CoinRise: Nova Scotia watchdog warns against ‘Canada’s fastest rising digital currency trading platform’

A provincial regulator in Canada has issued a warning against a digital currency exchange that claims to be the fastest growing in the country. The Nova Scotia Securities Commission said CoinRise isn’t registered to serve Nova Scotians and has been denying some users access to their funds.

In its press release, the regulator warned the public that “CoinRise, operating online at www.coinrise.ca, is not registered to engage in the business of trading in securities or derivatives in Nova Scotia.”

CoinRise has allegedly claimed to be Canada’s fastest-rising digital currency trading platform, according to the watchdog. Aside from digital currencies, it offers wealth management and investment banking services. In a December 9, 2021 press release, the exchange stated to have been in operation for 15 years in the financial sphere. It also revealed to be engaging in private equity and venture capital services.

The Commission reported that at least one resident of Nova Scotia has invested with CoinRise.

“While this investor’s account showed substantial gains on the principal investment, the investor was able to withdraw only a minimal amount of the reported returns and further withdrawal requests were ignored,” the watchdog said.

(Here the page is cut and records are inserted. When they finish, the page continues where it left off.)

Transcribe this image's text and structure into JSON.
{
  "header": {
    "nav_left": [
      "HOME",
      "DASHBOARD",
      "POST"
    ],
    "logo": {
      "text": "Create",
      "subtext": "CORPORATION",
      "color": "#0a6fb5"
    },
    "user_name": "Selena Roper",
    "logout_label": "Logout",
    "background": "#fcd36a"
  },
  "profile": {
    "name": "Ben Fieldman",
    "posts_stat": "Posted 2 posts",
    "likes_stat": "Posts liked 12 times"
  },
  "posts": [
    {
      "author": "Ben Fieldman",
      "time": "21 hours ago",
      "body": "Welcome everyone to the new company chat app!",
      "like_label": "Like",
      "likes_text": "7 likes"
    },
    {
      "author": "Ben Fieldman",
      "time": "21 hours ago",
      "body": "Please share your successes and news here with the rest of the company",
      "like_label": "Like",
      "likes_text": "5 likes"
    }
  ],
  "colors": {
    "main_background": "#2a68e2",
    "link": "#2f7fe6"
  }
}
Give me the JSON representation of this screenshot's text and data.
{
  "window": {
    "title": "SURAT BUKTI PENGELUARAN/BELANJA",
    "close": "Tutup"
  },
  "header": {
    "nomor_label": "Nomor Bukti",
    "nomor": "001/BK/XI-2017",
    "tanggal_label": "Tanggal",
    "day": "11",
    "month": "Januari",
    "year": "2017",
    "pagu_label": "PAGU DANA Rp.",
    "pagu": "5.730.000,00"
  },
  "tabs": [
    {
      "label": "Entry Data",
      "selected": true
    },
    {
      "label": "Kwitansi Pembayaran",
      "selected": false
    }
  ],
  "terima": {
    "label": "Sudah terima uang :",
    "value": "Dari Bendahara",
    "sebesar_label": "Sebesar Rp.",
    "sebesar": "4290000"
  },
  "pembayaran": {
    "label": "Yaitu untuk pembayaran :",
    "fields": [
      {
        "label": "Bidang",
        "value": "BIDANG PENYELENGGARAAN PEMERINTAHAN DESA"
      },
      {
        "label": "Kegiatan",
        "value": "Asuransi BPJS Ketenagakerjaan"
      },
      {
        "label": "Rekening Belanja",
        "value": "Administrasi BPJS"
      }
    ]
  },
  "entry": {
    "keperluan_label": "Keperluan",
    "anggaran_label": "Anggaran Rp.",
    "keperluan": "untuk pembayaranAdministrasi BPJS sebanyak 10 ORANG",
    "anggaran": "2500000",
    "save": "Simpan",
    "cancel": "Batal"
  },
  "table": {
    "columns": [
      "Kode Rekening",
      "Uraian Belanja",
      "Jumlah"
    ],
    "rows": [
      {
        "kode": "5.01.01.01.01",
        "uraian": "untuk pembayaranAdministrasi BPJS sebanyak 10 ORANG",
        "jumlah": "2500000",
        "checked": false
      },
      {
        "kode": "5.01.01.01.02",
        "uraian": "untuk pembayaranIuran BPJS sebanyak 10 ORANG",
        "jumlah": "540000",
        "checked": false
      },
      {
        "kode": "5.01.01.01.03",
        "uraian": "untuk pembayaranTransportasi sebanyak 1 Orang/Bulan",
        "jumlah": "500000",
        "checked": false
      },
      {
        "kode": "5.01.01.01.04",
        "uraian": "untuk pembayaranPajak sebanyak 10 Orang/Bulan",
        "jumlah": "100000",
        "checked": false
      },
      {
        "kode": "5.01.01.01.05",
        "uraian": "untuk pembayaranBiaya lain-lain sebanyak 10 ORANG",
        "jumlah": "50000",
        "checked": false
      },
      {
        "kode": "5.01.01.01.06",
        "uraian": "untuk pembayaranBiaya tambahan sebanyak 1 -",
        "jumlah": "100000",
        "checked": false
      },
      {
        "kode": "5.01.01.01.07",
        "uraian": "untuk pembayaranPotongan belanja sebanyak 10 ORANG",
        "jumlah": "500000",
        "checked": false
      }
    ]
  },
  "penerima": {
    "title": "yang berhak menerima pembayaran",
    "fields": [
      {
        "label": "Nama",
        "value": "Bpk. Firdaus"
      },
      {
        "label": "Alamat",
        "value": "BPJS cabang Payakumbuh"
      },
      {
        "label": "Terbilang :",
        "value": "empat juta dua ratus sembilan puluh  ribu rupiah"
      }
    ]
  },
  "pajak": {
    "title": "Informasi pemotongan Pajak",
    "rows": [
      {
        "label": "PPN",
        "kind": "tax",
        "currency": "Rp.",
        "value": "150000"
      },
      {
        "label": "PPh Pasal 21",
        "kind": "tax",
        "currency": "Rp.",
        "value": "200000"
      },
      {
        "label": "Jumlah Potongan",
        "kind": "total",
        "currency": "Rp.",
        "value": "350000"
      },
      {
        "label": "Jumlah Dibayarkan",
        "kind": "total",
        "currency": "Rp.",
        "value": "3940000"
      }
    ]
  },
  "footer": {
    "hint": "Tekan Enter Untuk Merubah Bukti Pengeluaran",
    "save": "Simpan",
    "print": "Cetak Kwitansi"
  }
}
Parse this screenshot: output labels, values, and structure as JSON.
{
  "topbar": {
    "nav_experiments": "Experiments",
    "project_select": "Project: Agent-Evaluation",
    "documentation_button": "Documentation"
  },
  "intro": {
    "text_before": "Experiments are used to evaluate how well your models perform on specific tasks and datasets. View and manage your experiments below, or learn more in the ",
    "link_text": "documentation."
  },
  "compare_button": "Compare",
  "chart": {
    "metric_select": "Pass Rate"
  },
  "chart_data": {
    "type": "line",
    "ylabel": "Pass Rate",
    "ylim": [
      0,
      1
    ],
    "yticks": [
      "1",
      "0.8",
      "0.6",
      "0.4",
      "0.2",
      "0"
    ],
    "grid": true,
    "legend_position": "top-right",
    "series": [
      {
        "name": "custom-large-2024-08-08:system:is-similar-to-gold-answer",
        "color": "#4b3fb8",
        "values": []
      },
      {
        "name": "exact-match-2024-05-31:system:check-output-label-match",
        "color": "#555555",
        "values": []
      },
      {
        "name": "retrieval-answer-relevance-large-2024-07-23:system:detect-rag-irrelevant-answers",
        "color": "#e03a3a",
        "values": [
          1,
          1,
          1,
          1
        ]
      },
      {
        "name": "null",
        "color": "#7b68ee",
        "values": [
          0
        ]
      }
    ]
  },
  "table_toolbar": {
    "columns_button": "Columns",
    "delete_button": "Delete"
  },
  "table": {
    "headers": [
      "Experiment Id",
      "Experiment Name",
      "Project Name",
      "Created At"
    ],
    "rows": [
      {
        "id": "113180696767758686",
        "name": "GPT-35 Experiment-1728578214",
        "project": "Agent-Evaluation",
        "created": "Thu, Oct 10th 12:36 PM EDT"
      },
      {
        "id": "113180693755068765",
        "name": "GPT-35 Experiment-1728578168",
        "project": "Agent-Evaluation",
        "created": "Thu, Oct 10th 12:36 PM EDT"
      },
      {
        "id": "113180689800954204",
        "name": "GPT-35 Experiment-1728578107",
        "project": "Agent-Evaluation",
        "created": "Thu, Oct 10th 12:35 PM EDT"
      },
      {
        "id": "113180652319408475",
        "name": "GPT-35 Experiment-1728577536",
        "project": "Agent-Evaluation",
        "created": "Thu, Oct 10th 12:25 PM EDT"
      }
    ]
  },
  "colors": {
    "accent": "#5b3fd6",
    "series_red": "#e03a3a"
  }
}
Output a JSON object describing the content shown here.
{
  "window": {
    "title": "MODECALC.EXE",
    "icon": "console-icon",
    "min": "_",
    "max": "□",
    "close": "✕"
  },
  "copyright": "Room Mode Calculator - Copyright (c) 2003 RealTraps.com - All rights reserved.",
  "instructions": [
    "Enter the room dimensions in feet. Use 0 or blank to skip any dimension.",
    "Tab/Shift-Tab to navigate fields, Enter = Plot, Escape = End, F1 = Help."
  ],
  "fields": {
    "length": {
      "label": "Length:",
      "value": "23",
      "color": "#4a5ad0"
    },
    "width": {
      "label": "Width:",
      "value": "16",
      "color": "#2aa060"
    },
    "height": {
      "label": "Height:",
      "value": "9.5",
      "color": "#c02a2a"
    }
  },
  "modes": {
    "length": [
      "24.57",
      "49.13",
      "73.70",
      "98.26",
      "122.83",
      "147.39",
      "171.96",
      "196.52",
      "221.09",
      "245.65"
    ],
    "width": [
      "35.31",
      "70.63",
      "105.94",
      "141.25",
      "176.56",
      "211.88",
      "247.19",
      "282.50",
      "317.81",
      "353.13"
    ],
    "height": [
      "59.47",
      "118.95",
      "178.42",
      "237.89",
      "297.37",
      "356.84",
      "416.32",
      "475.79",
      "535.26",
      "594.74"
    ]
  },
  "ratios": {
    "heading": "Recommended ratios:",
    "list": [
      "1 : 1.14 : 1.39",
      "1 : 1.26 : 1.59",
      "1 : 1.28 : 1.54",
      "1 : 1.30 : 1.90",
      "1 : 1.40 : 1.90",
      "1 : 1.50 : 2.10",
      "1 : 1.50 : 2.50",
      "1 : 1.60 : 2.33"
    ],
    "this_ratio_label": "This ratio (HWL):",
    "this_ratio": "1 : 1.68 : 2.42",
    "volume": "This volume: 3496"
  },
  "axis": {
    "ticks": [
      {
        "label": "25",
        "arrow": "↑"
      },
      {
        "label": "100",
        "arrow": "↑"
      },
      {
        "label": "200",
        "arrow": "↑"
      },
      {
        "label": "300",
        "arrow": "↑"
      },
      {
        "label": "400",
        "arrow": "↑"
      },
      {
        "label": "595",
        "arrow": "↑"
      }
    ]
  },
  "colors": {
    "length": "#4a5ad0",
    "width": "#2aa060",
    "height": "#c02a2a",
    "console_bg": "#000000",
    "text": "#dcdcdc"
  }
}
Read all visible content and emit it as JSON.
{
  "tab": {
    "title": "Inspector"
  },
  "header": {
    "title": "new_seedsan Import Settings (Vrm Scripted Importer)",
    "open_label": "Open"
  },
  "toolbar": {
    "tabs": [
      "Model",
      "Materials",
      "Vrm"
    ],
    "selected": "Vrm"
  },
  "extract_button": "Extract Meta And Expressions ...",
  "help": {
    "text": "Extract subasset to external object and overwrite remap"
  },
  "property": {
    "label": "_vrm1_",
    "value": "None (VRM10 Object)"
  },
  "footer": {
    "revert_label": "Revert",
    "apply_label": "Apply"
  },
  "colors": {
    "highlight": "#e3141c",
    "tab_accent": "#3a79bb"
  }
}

While registering with CoinRise, the investor also reportedly surrendered his personal information, including his credit card, passport, and driving license. This puts him at risk of identity theft and financial loss.

This isn’t the first time CoinRise has been called out for providing financial services without being registered. On December 22, 2021, the Financial and Consumer Affairs Authority in the southern province of Saskatchewan warned investors against the platform.

As the Nova Scotia regulator said, at the time, CoinRise claimed to be based in Regina. However, immediately the Saskatchewan watchdog called it out, it altered its location to Halifax in Nova Scotia.

Canadian regulators are known for cracking down on digital currency exchanges, including Poloniex, KuCoin, and ByBit. The latest to face their wrath is Binance which the Ontario Securities Commission booted out.